Между тем к самолетам подъехал джип с двумя американскими экипажами. Плотно занятые своими делами техники не обратили на прибывших пилотов почти никакого внимания. Едва летчики покинули машину, как из темноты выскочил второй, ярко отсвечивающий фарами джип, за рулем которого сидел начальственного вида человек в полевой форме со знаками различия подполковника ВВС США. Погасив фары и заглушив двигатель, высокий чин вылез из своей таратайки и направился прямиком к летчикам. Недавно прибывшие пилоты-резервисты еще толком не запомнили в лицо командира своей 81-й эскадрильи Стивена Уитакера.

– Смирно! – скомандовал руководивший техниками рослый мастер-сержант. Техсостав вытянулся по стойке «смирно» там, где стоял, то же сделали и державшие в руках свои гермошлемы летчики.

– Вольно, парни, вольно, – отмахнулся подполковник, и техники без лишних слов продолжили работу.

Пилоты между тем разглядывали приехавшее начальство и свои машины.
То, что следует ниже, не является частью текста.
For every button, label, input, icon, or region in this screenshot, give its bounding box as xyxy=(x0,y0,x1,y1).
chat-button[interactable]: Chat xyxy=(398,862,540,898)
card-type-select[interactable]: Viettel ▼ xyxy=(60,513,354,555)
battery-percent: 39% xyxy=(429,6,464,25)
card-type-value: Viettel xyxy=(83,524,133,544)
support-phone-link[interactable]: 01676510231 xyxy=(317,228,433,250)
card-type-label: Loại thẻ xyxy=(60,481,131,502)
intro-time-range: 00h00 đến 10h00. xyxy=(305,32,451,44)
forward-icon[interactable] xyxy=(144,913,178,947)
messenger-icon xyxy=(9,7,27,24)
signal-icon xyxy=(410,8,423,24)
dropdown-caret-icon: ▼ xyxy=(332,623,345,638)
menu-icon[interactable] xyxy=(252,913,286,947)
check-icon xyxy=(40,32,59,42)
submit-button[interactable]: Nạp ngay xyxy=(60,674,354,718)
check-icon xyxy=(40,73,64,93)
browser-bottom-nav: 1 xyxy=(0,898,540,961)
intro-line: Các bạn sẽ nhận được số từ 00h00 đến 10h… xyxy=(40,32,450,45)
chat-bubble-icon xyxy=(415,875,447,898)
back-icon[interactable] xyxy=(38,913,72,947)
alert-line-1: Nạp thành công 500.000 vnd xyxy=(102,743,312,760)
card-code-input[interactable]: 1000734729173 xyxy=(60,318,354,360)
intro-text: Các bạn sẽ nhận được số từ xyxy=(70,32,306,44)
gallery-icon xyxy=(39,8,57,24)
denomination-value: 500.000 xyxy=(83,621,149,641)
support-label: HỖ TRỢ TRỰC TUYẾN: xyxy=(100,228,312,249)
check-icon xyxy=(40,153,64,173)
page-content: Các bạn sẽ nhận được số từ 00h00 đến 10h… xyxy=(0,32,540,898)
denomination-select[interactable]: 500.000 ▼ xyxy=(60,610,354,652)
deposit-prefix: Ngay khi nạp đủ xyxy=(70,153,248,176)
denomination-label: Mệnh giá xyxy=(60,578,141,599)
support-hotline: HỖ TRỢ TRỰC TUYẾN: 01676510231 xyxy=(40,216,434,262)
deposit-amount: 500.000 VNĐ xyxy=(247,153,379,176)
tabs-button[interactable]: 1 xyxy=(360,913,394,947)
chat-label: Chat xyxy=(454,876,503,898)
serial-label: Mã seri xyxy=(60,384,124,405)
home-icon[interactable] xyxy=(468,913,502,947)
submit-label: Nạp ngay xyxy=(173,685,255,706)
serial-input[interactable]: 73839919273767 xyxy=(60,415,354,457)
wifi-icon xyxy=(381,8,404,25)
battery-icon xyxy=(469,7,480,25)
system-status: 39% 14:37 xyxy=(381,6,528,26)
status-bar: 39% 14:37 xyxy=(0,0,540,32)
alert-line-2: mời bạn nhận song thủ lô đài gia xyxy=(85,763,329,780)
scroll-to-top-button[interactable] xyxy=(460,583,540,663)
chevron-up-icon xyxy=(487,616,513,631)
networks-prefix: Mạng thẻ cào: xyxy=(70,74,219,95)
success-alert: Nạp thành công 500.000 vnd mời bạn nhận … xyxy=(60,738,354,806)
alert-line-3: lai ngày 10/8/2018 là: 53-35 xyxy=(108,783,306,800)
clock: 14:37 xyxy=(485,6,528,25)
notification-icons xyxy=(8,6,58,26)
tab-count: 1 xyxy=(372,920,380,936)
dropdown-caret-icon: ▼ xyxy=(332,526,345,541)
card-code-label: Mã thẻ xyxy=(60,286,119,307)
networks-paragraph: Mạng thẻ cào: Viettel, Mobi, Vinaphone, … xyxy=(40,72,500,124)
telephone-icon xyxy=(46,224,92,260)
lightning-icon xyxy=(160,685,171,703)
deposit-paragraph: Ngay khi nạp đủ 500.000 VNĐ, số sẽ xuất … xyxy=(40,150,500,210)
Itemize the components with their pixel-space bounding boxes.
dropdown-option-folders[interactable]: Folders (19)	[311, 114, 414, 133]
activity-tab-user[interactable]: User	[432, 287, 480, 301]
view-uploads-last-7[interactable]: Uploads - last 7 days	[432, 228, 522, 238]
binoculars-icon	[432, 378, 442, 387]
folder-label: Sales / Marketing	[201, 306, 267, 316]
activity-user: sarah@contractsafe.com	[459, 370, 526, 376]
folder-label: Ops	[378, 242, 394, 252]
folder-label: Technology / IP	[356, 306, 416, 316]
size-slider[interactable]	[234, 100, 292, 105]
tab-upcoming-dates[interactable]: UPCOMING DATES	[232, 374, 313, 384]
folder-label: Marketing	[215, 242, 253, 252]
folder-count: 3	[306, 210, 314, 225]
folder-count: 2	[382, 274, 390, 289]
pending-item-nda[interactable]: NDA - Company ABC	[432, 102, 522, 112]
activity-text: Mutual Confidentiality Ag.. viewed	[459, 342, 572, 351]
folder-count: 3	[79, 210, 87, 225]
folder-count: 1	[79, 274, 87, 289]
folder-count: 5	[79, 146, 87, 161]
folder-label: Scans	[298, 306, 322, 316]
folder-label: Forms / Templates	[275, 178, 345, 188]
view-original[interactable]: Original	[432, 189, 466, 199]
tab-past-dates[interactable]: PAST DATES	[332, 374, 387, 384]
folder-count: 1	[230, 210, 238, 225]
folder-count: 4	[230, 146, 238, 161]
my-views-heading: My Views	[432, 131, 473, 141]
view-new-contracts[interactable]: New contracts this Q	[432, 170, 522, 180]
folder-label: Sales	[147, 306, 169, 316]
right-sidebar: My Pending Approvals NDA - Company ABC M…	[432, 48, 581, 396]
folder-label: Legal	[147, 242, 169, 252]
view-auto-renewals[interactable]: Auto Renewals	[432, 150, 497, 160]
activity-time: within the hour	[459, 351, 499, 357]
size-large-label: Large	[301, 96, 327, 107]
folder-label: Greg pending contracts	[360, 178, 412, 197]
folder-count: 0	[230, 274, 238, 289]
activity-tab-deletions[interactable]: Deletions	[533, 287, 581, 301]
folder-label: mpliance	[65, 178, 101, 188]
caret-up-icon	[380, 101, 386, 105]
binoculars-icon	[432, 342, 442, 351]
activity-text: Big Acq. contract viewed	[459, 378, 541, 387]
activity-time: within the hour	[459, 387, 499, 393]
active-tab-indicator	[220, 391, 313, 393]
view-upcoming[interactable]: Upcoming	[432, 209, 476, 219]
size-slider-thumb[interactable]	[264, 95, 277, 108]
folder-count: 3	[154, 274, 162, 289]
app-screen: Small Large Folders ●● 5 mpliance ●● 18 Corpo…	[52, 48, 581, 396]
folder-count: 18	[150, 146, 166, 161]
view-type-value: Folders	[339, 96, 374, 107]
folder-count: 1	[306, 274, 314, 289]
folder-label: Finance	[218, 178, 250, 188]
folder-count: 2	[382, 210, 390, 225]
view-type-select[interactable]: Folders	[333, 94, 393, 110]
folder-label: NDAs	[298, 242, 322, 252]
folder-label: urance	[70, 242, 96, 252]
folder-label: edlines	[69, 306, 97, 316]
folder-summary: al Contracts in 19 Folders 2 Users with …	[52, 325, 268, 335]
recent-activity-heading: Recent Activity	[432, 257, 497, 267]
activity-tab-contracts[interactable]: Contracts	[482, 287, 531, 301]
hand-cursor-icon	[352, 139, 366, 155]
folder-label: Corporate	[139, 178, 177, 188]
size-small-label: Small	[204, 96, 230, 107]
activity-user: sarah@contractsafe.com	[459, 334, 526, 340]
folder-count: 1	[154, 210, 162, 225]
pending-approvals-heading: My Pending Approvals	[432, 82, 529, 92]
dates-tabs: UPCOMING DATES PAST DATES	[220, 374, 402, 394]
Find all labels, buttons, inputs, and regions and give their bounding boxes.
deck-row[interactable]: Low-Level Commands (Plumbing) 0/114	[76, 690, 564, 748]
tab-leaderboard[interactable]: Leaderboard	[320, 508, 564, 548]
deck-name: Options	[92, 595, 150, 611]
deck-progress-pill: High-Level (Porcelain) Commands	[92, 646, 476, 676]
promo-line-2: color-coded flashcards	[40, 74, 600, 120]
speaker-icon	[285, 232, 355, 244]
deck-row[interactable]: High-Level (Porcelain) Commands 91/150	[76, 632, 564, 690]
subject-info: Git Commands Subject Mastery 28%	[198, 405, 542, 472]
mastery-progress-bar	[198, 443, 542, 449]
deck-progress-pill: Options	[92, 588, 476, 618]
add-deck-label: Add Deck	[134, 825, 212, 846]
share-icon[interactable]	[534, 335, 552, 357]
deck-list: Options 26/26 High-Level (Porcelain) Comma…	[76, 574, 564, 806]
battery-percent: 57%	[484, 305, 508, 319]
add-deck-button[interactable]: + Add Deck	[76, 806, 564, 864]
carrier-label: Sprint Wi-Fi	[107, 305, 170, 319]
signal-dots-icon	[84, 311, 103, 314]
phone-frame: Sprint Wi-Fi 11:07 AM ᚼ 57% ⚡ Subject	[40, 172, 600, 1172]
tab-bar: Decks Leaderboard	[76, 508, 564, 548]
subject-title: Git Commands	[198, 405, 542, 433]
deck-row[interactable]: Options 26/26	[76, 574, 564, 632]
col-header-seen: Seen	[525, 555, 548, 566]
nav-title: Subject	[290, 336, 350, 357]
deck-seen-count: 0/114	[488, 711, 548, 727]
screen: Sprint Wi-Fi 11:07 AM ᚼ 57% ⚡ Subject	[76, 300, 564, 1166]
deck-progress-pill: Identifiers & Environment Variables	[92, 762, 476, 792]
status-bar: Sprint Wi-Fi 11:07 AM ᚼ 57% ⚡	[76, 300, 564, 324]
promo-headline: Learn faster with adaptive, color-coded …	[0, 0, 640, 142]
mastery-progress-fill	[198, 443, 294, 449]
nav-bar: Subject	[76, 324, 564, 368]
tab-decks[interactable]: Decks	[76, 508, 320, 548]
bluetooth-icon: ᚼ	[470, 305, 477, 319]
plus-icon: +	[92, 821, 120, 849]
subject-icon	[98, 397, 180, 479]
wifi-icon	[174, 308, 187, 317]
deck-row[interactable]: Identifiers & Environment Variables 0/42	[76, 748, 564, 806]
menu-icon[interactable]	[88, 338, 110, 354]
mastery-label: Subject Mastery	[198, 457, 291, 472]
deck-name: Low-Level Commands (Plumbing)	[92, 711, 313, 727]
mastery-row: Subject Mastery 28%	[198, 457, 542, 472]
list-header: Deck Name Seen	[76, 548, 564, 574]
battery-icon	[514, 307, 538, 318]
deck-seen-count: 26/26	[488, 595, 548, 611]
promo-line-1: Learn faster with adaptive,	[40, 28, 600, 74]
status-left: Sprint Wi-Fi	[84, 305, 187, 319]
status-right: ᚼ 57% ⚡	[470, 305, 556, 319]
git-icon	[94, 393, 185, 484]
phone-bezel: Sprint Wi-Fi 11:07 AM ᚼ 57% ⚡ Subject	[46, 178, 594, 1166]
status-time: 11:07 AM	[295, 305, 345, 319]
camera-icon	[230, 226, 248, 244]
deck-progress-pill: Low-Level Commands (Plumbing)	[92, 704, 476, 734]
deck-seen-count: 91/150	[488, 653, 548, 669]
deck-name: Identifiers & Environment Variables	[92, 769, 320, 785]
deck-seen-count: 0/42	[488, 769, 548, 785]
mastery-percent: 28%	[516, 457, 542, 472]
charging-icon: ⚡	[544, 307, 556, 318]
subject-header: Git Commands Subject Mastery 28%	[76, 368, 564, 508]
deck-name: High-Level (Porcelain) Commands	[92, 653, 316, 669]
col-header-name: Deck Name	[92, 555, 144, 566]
Подполковник был невысок, плотен и еще не стар, а его насупленная физиономия даже в неровном свете аэродромных прожекторов выглядела донельзя сурово и где-то даже хищно.

– Так, – сказал подполковник значительным тоном, подходя ближе. – Второй лейтенант Бакстон, первый лейтенант Симондс и вторые лейтенанты Шнайдер и Питцер, если не ошибаюсь?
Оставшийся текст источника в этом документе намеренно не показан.